Euan Mackinnon from Perth was too busy reading the West Word to see the view of the Empire State Building from the top of The Rockafeller Center on a recent visit to New York to see his brother, Murray. Both are frequent visitors to Arisaig.

John Murray, retired Mallaig Harbour Master, took his copy to New Zealand.
He's seen here with the Bay of Plenty and the town of Maunganui on the north island.

Richard Lamont, Arisaig, read his copy to steady his nerves before his bungee jump off the Transporter Bridge in Middlesbrough. In the distance you can see a jumper dangling and the fast boat in the river ready to retrieve him. Richard enjoyed his jump so much he did it again - backwards!
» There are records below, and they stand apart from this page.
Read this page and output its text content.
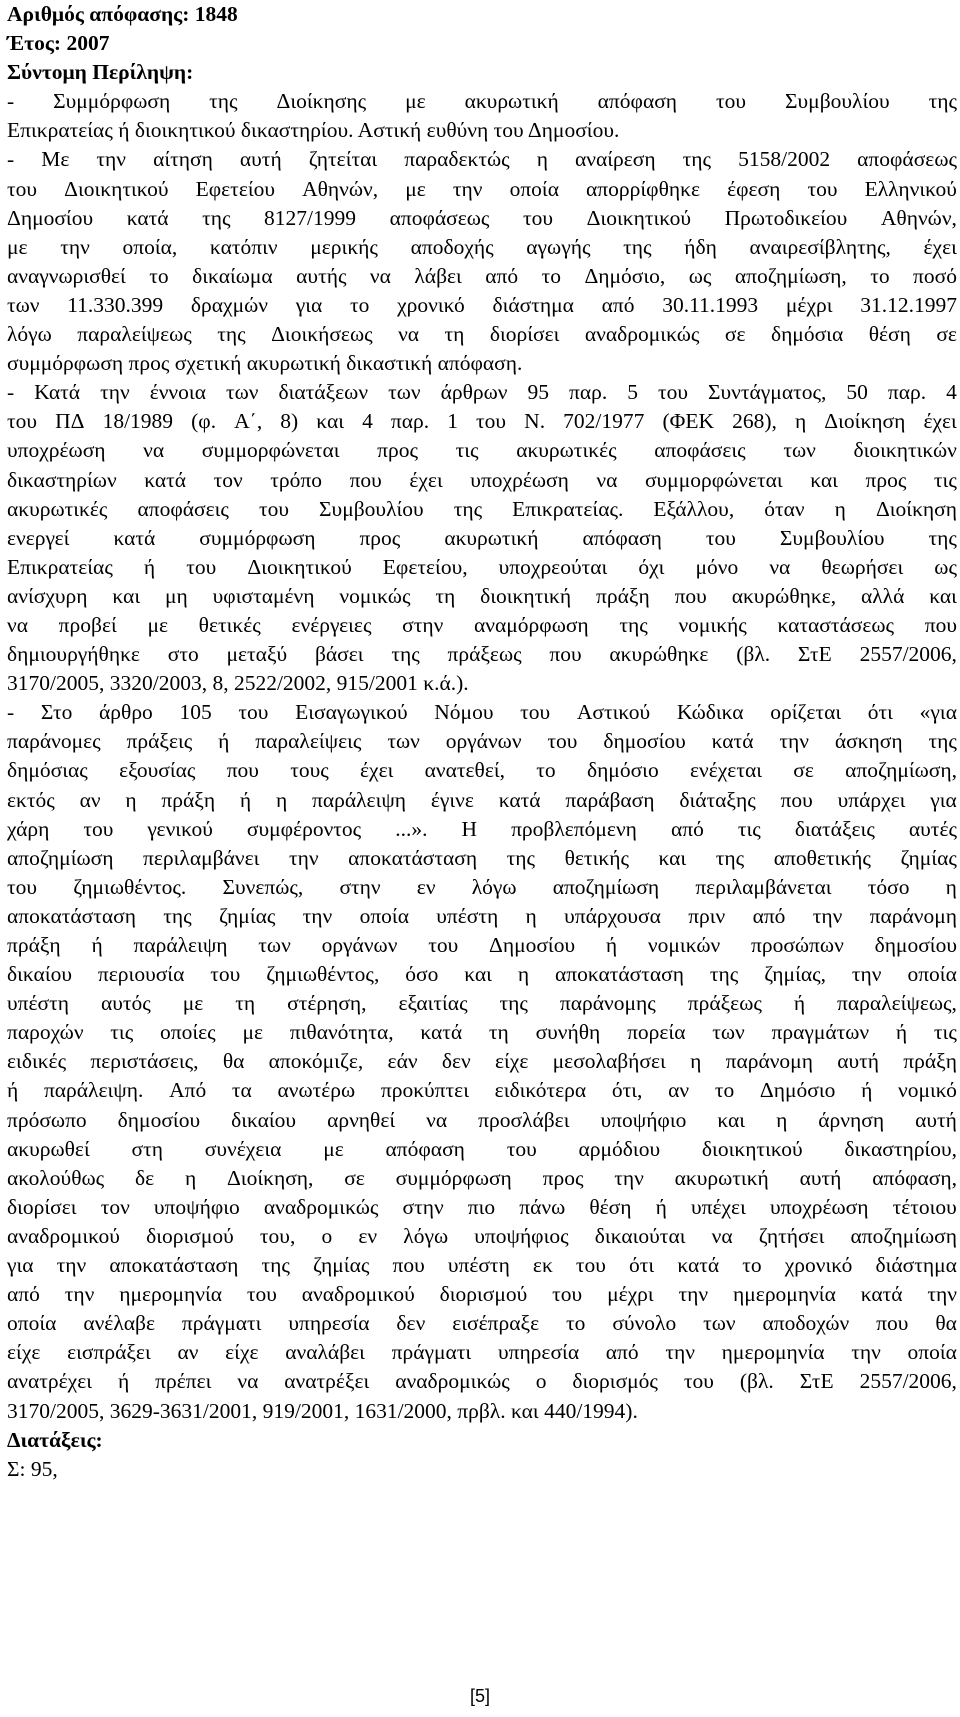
Αριθμός απόφασης: 1848
Έτος: 2007
Σύντομη Περίληψη:
- Συμμόρφωση της Διοίκησης με ακυρωτική απόφαση του Συμβουλίου της
Επικρατείας ή διοικητικού δικαστηρίου. Αστική ευθύνη του Δημοσίου.
- Με την αίτηση αυτή ζητείται παραδεκτώς η αναίρεση της 5158/2002 αποφάσεως
του Διοικητικού Εφετείου Αθηνών, με την οποία απορρίφθηκε έφεση του Ελληνικού
Δημοσίου κατά της 8127/1999 αποφάσεως του Διοικητικού Πρωτοδικείου Αθηνών,
με την οποία, κατόπιν μερικής αποδοχής αγωγής της ήδη αναιρεσίβλητης, έχει
αναγνωρισθεί το δικαίωμα αυτής να λάβει από το Δημόσιο, ως αποζημίωση, το ποσό
των 11.330.399 δραχμών για το χρονικό διάστημα από 30.11.1993 μέχρι 31.12.1997
λόγω παραλείψεως της Διοικήσεως να τη διορίσει αναδρομικώς σε δημόσια θέση σε
συμμόρφωση προς σχετική ακυρωτική δικαστική απόφαση.
- Κατά την έννοια των διατάξεων των άρθρων 95 παρ. 5 του Συντάγματος, 50 παρ. 4
του ΠΔ 18/1989 (φ. Α΄, 8) και 4 παρ. 1 του Ν. 702/1977 (ΦΕΚ 268), η Διοίκηση έχει
υποχρέωση να συμμορφώνεται προς τις ακυρωτικές αποφάσεις των διοικητικών
δικαστηρίων κατά τον τρόπο που έχει υποχρέωση να συμμορφώνεται και προς τις
ακυρωτικές αποφάσεις του Συμβουλίου της Επικρατείας. Εξάλλου, όταν η Διοίκηση
ενεργεί κατά συμμόρφωση προς ακυρωτική απόφαση του Συμβουλίου της
Επικρατείας ή του Διοικητικού Εφετείου, υποχρεούται όχι μόνο να θεωρήσει ως
ανίσχυρη και μη υφισταμένη νομικώς τη διοικητική πράξη που ακυρώθηκε, αλλά και
να προβεί με θετικές ενέργειες στην αναμόρφωση της νομικής καταστάσεως που
δημιουργήθηκε στο μεταξύ βάσει της πράξεως που ακυρώθηκε (βλ. ΣτΕ 2557/2006,
3170/2005, 3320/2003, 8, 2522/2002, 915/2001 κ.ά.).
- Στο άρθρο 105 του Εισαγωγικού Νόμου του Αστικού Κώδικα ορίζεται ότι «για
παράνομες πράξεις ή παραλείψεις των οργάνων του δημοσίου κατά την άσκηση της
δημόσιας εξουσίας που τους έχει ανατεθεί, το δημόσιο ενέχεται σε αποζημίωση,
εκτός αν η πράξη ή η παράλειψη έγινε κατά παράβαση διάταξης που υπάρχει για
χάρη του γενικού συμφέροντος ...». Η προβλεπόμενη από τις διατάξεις αυτές
αποζημίωση περιλαμβάνει την αποκατάσταση της θετικής και της αποθετικής ζημίας
του ζημιωθέντος. Συνεπώς, στην εν λόγω αποζημίωση περιλαμβάνεται τόσο η
αποκατάσταση της ζημίας την οποία υπέστη η υπάρχουσα πριν από την παράνομη
πράξη ή παράλειψη των οργάνων του Δημοσίου ή νομικών προσώπων δημοσίου
δικαίου περιουσία του ζημιωθέντος, όσο και η αποκατάσταση της ζημίας, την οποία
υπέστη αυτός με τη στέρηση, εξαιτίας της παράνομης πράξεως ή παραλείψεως,
παροχών τις οποίες με πιθανότητα, κατά τη συνήθη πορεία των πραγμάτων ή τις
ειδικές περιστάσεις, θα αποκόμιζε, εάν δεν είχε μεσολαβήσει η παράνομη αυτή πράξη
ή παράλειψη. Από τα ανωτέρω προκύπτει ειδικότερα ότι, αν το Δημόσιο ή νομικό
πρόσωπο δημοσίου δικαίου αρνηθεί να προσλάβει υποψήφιο και η άρνηση αυτή
ακυρωθεί στη συνέχεια με απόφαση του αρμόδιου διοικητικού δικαστηρίου,
ακολούθως δε η Διοίκηση, σε συμμόρφωση προς την ακυρωτική αυτή απόφαση,
διορίσει τον υποψήφιο αναδρομικώς στην πιο πάνω θέση ή υπέχει υποχρέωση τέτοιου
αναδρομικού διορισμού του, ο εν λόγω υποψήφιος δικαιούται να ζητήσει αποζημίωση
για την αποκατάσταση της ζημίας που υπέστη εκ του ότι κατά το χρονικό διάστημα
από την ημερομηνία του αναδρομικού διορισμού του μέχρι την ημερομηνία κατά την
οποία ανέλαβε πράγματι υπηρεσία δεν εισέπραξε το σύνολο των αποδοχών που θα
είχε εισπράξει αν είχε αναλάβει πράγματι υπηρεσία από την ημερομηνία την οποία
ανατρέχει ή πρέπει να ανατρέξει αναδρομικώς ο διορισμός του (βλ. ΣτΕ 2557/2006,
3170/2005, 3629-3631/2001, 919/2001, 1631/2000, πρβλ. και 440/1994).
Διατάξεις:
Σ: 95,
[5]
The Minimoon destination is no longer a secret! Joyce Wilkinson welcomed her unexpected guests to Invercaimbe, Arisaig, with a complimentary copy of West Word. Maybe they'll subscribe!

Spar gives them back to its local communities!
On Wednesday 27th April, Alida Achermann, Manager of the Mallaig Swimming Pool, was presented with a cheque for £735.00 by Spar Area Manager Stephen Fraser. The funds were raised through the sale of 2p carrier bags .in a combined effort of the Spar stores in Mallaig and Arisaig. The initiative, which has seen a staggering £180,000 being raised for local charities since its launch in 2008, donates the 2p charge from every 'single use' carrier bag sold. Every 2p is collected and donated to a local charity, nominated by the staff, benefiting not only the local area in which Spar serves, but also positively impacting on the environment. Such is the case that Spar has reduced its carrier bag usage by over 40% since the launch of the scheme.
Both store managers, Karen Haines (Mallaig) and Jane Verrall (Arisaig) are delighted to be able to contribute to a very valued local service.
Alida said 'We're extremely grateful to Spar staff for nominating the Pool to receive this donation. We are always in need of funds and this is a welcome addition to our bank balance.' Money raised by Spar in other areas has gone to Help the Heroes (Kinloss), Munlochy Animal Aid (Inverness), Spean Bridge Primary School, and the Belford Hospital. Last year the donation was a single one of £4500 to Lochaber Mountain Rescue. Store Managers and customers have continued to support the initiative, which has grown year on year, with the goal for 2011/12 to beat the existing total.
So don't begrudge paying 2p for a carrier bag - it's all in a good cause!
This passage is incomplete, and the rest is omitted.